While completely agreeing with your well-argued premise that the western must be preserved, I must also regretfully take issue with your assertion that "the hippies" ended the western. Hippies liked westerns, hippie westerns, anyway, like Zacahariah, Greaser's Palace, and Billy Jack. Let's not forget Heaven's Gate--a movie that's unwatchable without substantial herb-puffing. With the exception of Billy Jack, they didn't mak eany money. But hippies went to Oregon, or Montana or New Mexico...they loved unwashed drifters on horseback staring at the clouds.
Now Vietnam--a war detested by substantially more of the US population than just everyone's favorite whipping-boy, the hippie--that took a hell of a lot of fun out of the western. Since Hollywood couldn't say a thing about Vietnam without alienating half the viewers, they started making the massacres of Indians a metaphor for My Lai and so forth. The result was a string of westerns no one wants to see now. Let alone back then. (Who knows, maybe Soldier Blue is a lost masterpiece.) The historical comparisons are certainly valid. They worked later on after the war was understood as a fiasco--that's why Dances With Wolves was a hit. But there's a certain purity in the traditional western that has to be respected in order to make it a hit at the box office, which is what you were discussing.
That purity has to be respected, but it can't be the same thing every time--that's the plight of the western.
One reason you see less of John Wayne-style westerns in the erstwhile hippie days is plain old mortality. Wayne was identifying himself with some real caveman politics, but what really made him hard to put into westerns was his girth. As a fat guy myself I feel no shame at pointing this out. "He wants us to make more movies but he's gotten fat...he doesn't move like a cat anymore"--Howard Hawks to Joseph McBride, don't have the exact quote but it's something like that. Kael was scathing, talking about how even how the horses were starting to flinch under the weight of some of these old actors; the aging Lancaster and Douglas kept on making them, and Burt Kennedy and Hawks kept filming them, usually on studio lots: no one cares when it's Rio Bravo, but by the late 1960s, when Altman and Penn were getting out into the world...you can see the problem. Then came all the directors who tried to emulate Peckinpah, who had pretty much made the western to end them all...and you can see why the western went into temporary decline.

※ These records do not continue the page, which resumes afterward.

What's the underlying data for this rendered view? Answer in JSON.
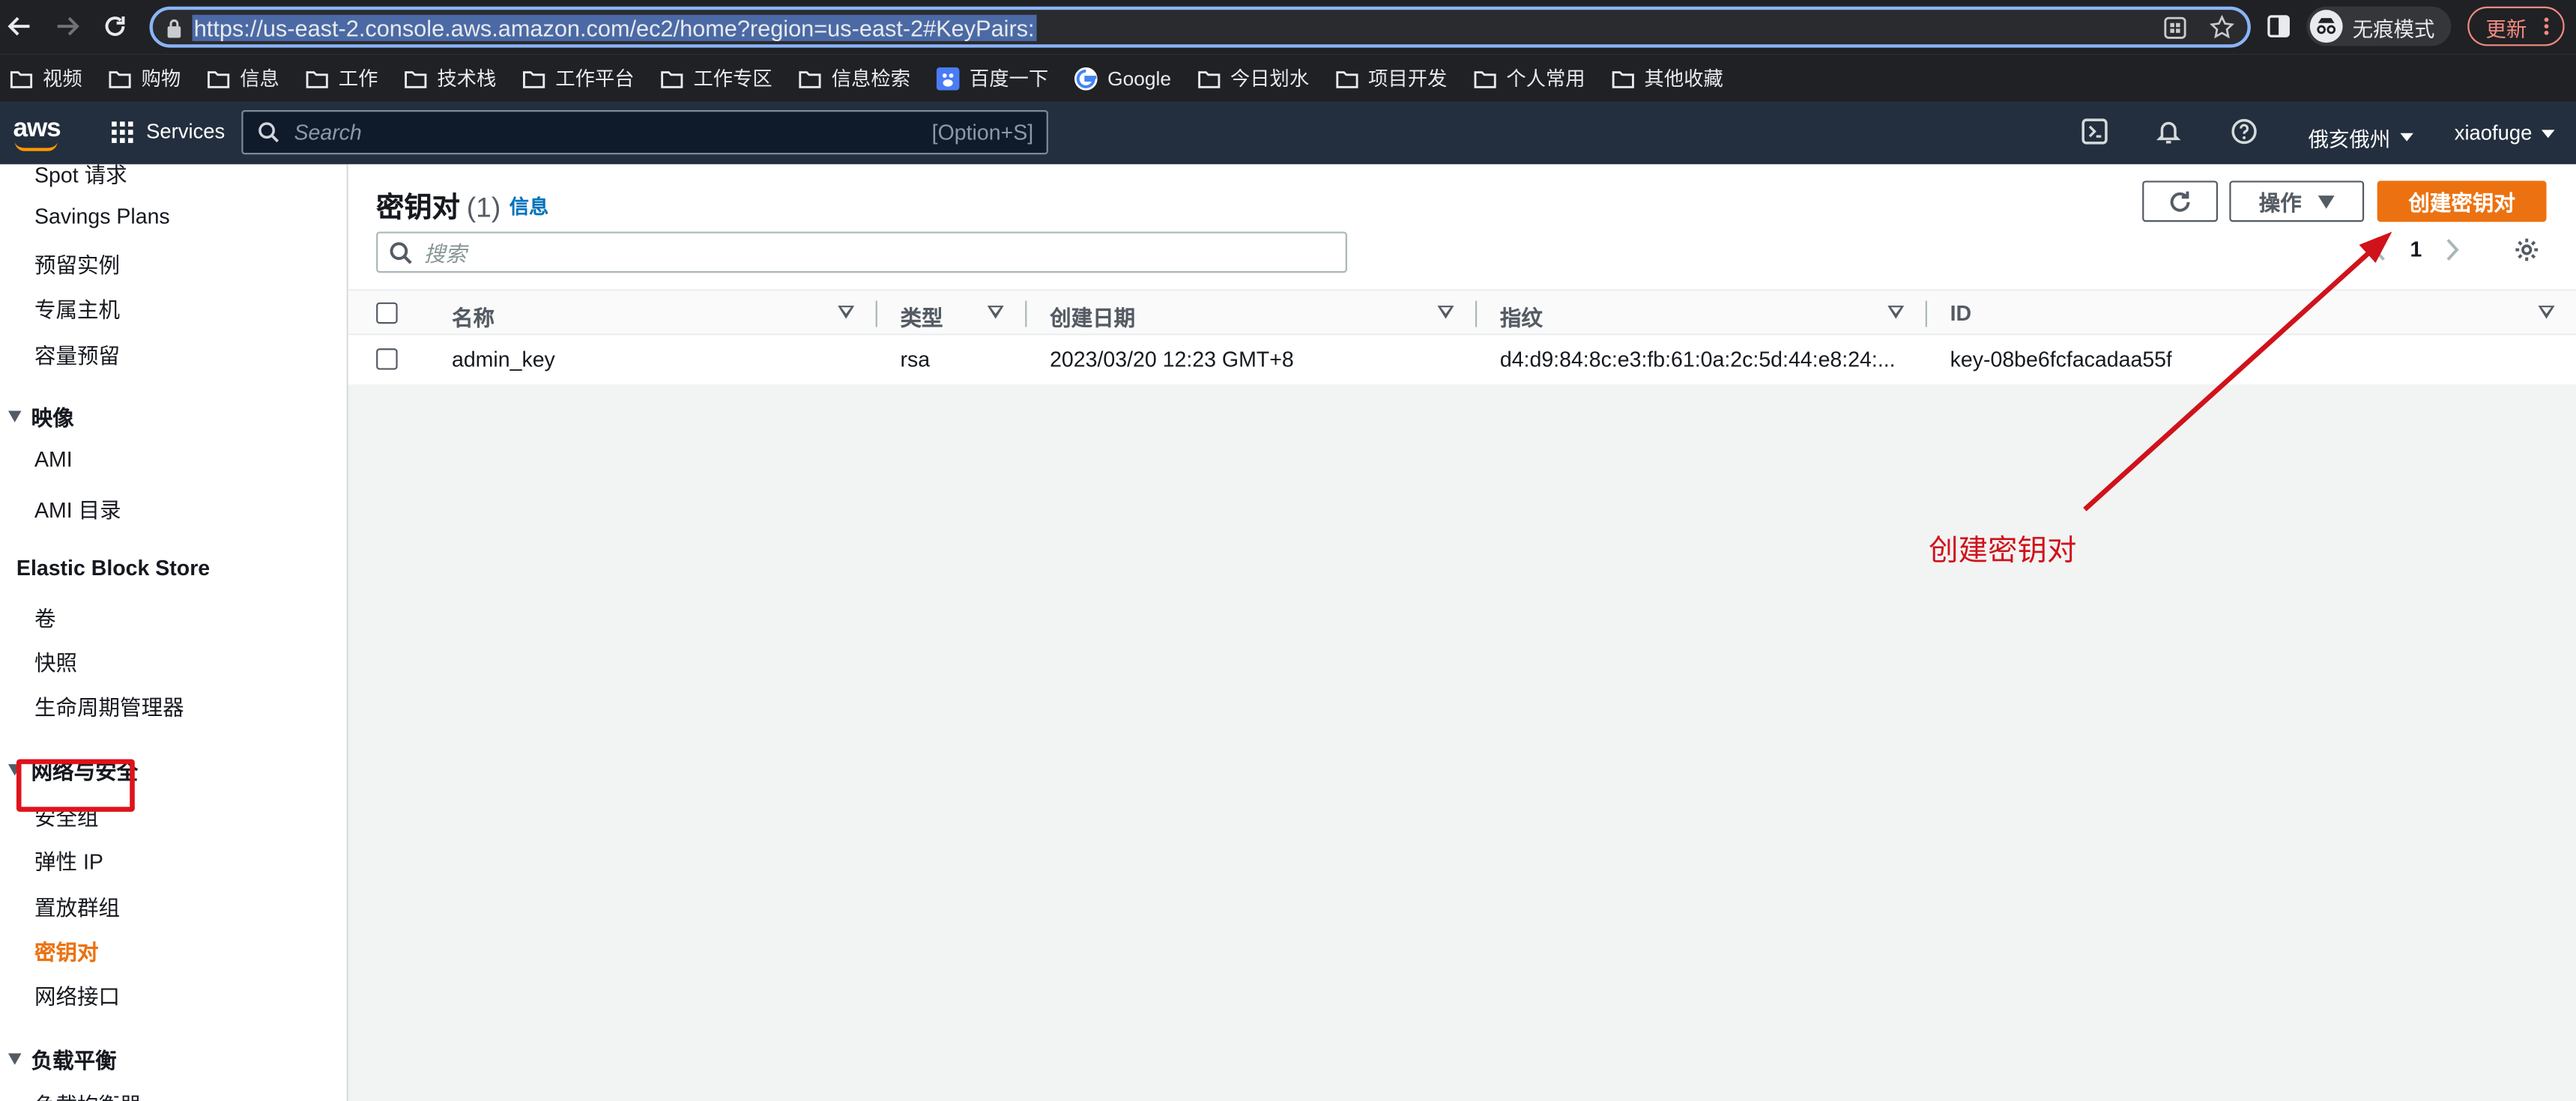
{
  "browser": {
    "url": "https://us-east-2.console.aws.amazon.com/ec2/home?region=us-east-2#KeyPairs:",
    "incognito_label": "无痕模式",
    "update_label": "更新"
  },
  "bookmarks": [
    {
      "label": "视频",
      "icon": "folder-icon"
    },
    {
      "label": "购物",
      "icon": "folder-icon"
    },
    {
      "label": "信息",
      "icon": "folder-icon"
    },
    {
      "label": "工作",
      "icon": "folder-icon"
    },
    {
      "label": "技术栈",
      "icon": "folder-icon"
    },
    {
      "label": "工作平台",
      "icon": "folder-icon"
    },
    {
      "label": "工作专区",
      "icon": "folder-icon"
    },
    {
      "label": "信息检索",
      "icon": "folder-icon"
    },
    {
      "label": "百度一下",
      "icon": "baidu-icon"
    },
    {
      "label": "Google",
      "icon": "google-icon"
    },
    {
      "label": "今日划水",
      "icon": "folder-icon"
    },
    {
      "label": "项目开发",
      "icon": "folder-icon"
    },
    {
      "label": "个人常用",
      "icon": "folder-icon"
    },
    {
      "label": "其他收藏",
      "icon": "folder-icon"
    }
  ],
  "aws": {
    "logo": "aws",
    "services_label": "Services",
    "search_placeholder": "Search",
    "search_shortcut": "[Option+S]",
    "region_label": "俄亥俄州",
    "account_label": "xiaofuge"
  },
  "sidebar": {
    "items_top": [
      "Spot 请求",
      "Savings Plans",
      "预留实例",
      "专属主机",
      "容量预留"
    ],
    "section_images": "映像",
    "items_images": [
      "AMI",
      "AMI 目录"
    ],
    "section_ebs": "Elastic Block Store",
    "items_ebs": [
      "卷",
      "快照",
      "生命周期管理器"
    ],
    "section_network": "网络与安全",
    "items_network": [
      "安全组",
      "弹性 IP",
      "置放群组",
      "密钥对",
      "网络接口"
    ],
    "section_lb": "负载平衡",
    "items_lb": [
      "负载均衡器"
    ]
  },
  "main": {
    "title": "密钥对",
    "count": "(1)",
    "info_link": "信息",
    "actions_label": "操作",
    "create_label": "创建密钥对",
    "filter_placeholder": "搜索",
    "page_number": "1",
    "columns": [
      "名称",
      "类型",
      "创建日期",
      "指纹",
      "ID"
    ],
    "rows": [
      {
        "name": "admin_key",
        "type": "rsa",
        "created": "2023/03/20 12:23 GMT+8",
        "fingerprint": "d4:d9:84:8c:e3:fb:61:0a:2c:5d:44:e8:24:...",
        "id": "key-08be6fcfacadaa55f"
      }
    ]
  },
  "annotation": {
    "label": "创建密钥对",
    "color": "#d0121b"
  },
  "colors": {
    "aws_header": "#232f3e",
    "primary": "#ec7211",
    "link": "#0073bb",
    "highlight": "#e0121b"
  }
}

As you say, it is a real pity that so many viewers know Randolph Scott from Blazing Saddles instead of Ride the High Country. Once seen and understood, the appeal of the classic western is irrestible.
Reply
11-03-2007 @ 2:17PM
MosquitoControl said...
It's usually not that good of an idea to go buy IMDB rating when a movie is still in theaters.
When you go see a movie in theaters you tend to pick out a movie you want to see. You do some research, you have some advance knowledge; you don't want to lose $10.
So the people going to see a movie in a theater chose that movie carefully, more likely than with other ways of viewing, and will be more inclined to enjoy the film.
Movies always drop half a point to a point when they hit DVD. Then, when they hit cable and get watched by people simply for being on, they'll drop another half a point to a point.